1. Archive

It's time to dog the Asian connection

Published Jul. 15, 1997|Updated Oct. 1, 2005

We learned from Fred Thompson, at the outset of Senate hearings into campaign corruption, that the committee had reason to believe "high-level Chinese government officials crafted a plan to increase China's influence over the U.S. political process," and that the FBI "has developed and gathered a large volume of detailed information on the plan's implementation."

No senator would make that statement without FBI approval. It is surely connected to Director Louis Freeh's unprecedented refusal in February to share sensitive counterintelligence with the White House Counsel, which could stem from evidence of an espionage penetration of the Clinton administration.

To follow up Thompson's stunning disclosure, the Senate should discover what top-secret information was provided to John Huang, the Lippo operative whom Clinton placed first at Commerce and then at the DNC.

One CIA official briefed Huang 37 times, showing up to 15 classified documents on each visit. He wrote down Huang's comments on the documents, some of which revealed human sources. It doesn't matter if the CIA briefer has to wear a bag over his head at this week's hearings to protect his identity; Sen. Arlen Specter, a former prosecutor with intelligence credentials, should be tasked with the full interrogation.

Huang then made many calls to his former Lippo employer, and went across the street to make surreptitious calls from the office of Stephens Inc., banking buddies of Clinton who sold an Arkansas bank to Lippo. Let's see the list of all those calls to Canada and overseas.

Hard evidence that contributions to Clinton's DNC originated illegally in Beijing: One wire transfer of $150,000 from the Bank of China covered the check for $50,000 handed directly to Hillary Clinton's chief of staff in the White House. That purchased six Chinese "businessmen's" entrance to the president's weekly radio address.

We can deduce from Huang's immunity ploy that he worries about a potential charge that he unlawfully solicited political funds while he was a Commerce official. The DNC thrice listed his wife as the fund-raiser; after Huang moved to the DNC, the same donors' subsequent contributions were credited to him. If convicted on such a charge, Huang might be inclined to tell much more to reduce a sentence than he would if now granted immunity from prosecution.

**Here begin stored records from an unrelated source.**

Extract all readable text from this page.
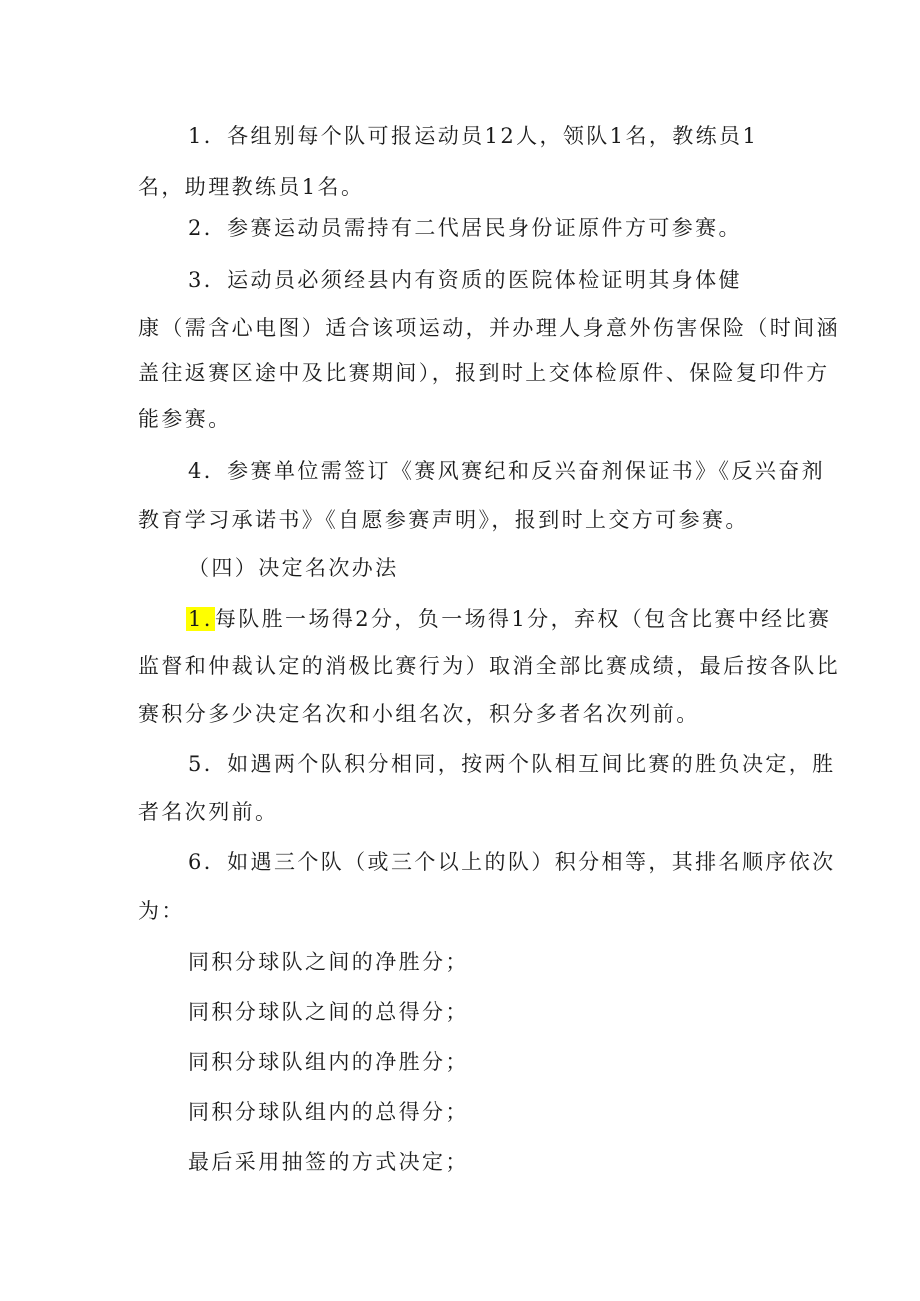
1．各组别每个队可报运动员12人，领队1名，教练员1
名，助理教练员1名。
2．参赛运动员需持有二代居民身份证原件方可参赛。
3．运动员必须经县内有资质的医院体检证明其身体健
康（需含心电图）适合该项运动，并办理人身意外伤害保险（时间涵
盖往返赛区途中及比赛期间），报到时上交体检原件、保险复印件方
能参赛。
4．参赛单位需签订《赛风赛纪和反兴奋剂保证书》《反兴奋剂
教育学习承诺书》《自愿参赛声明》，报到时上交方可参赛。
（四）决定名次办法
1.每队胜一场得2分，负一场得1分，弃权（包含比赛中经比赛
监督和仲裁认定的消极比赛行为）取消全部比赛成绩，最后按各队比
赛积分多少决定名次和小组名次，积分多者名次列前。
5．如遇两个队积分相同，按两个队相互间比赛的胜负决定，胜
者名次列前。
6．如遇三个队（或三个以上的队）积分相等，其排名顺序依次
为：
同积分球队之间的净胜分；
同积分球队之间的总得分；
同积分球队组内的净胜分；
同积分球队组内的总得分；
最后采用抽签的方式决定；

Last week's fund-raising witness testified that the DNC considered Huang a specialist in "soft-money" _ big chunks directed to the party, not smaller sums that could go to a candidate. Here's the significance:

In August 1995 Joseph Giroir (a Riady acolyte remembered at the Rose law firm as the partner who hired Hillary) started urging the DNC to take on Commerce official Huang.

When the DNC resisted for unexplained reasons, incredible heat was applied. No fewer than 16 buttons were pushed, including one by Harold Ickes; finally, President Clinton himself had to direct finance chairman Marvin Rosen to hire Huang.

Why the urgency? Because in that summer (as books by Bob Woodward and Dick Morris show), Clinton was desperate for soft money to pay for anti-Republican TV ads to boost his ratings. Direct contribution of small sums to the Clinton-Gore campaign would not do the trick. To circumvent the campaign finance law, Clinton needed a source of major soft money paid to the DNC, fast.

Huang's Asian connection was a key source. Hearings should show that at the notorious Oval Office meeting on Sept. 13, 1995 (lyingly labeled a "social visit"), Giroir _ backed by Lippo's James Riady and counsel Bruce Lindsey _ asked Clinton to move Huang from commerce to DNC. Then and there Clinton okayed Huang's transfer from favor-doer to fund-raiser.

Did Clinton suspect that Huang might be using his top-secret clearance to provide Riady's Lippo, and ultimately China, with trade secrets? When Riady urged China policy changes, did the president feel pressured by past debts and future needs?

I like to think the president was merely duped by his Asian contributors, and persuaded himself he made no policy decision "solely" _ his chosen qualifier _ on the basis of their largess.

These hearings may find our president _ blinded by ambition and greed into breaking the campaign laws _ was unaware of the danger that his confederates may have been manipulating him in the interest of foreign powers.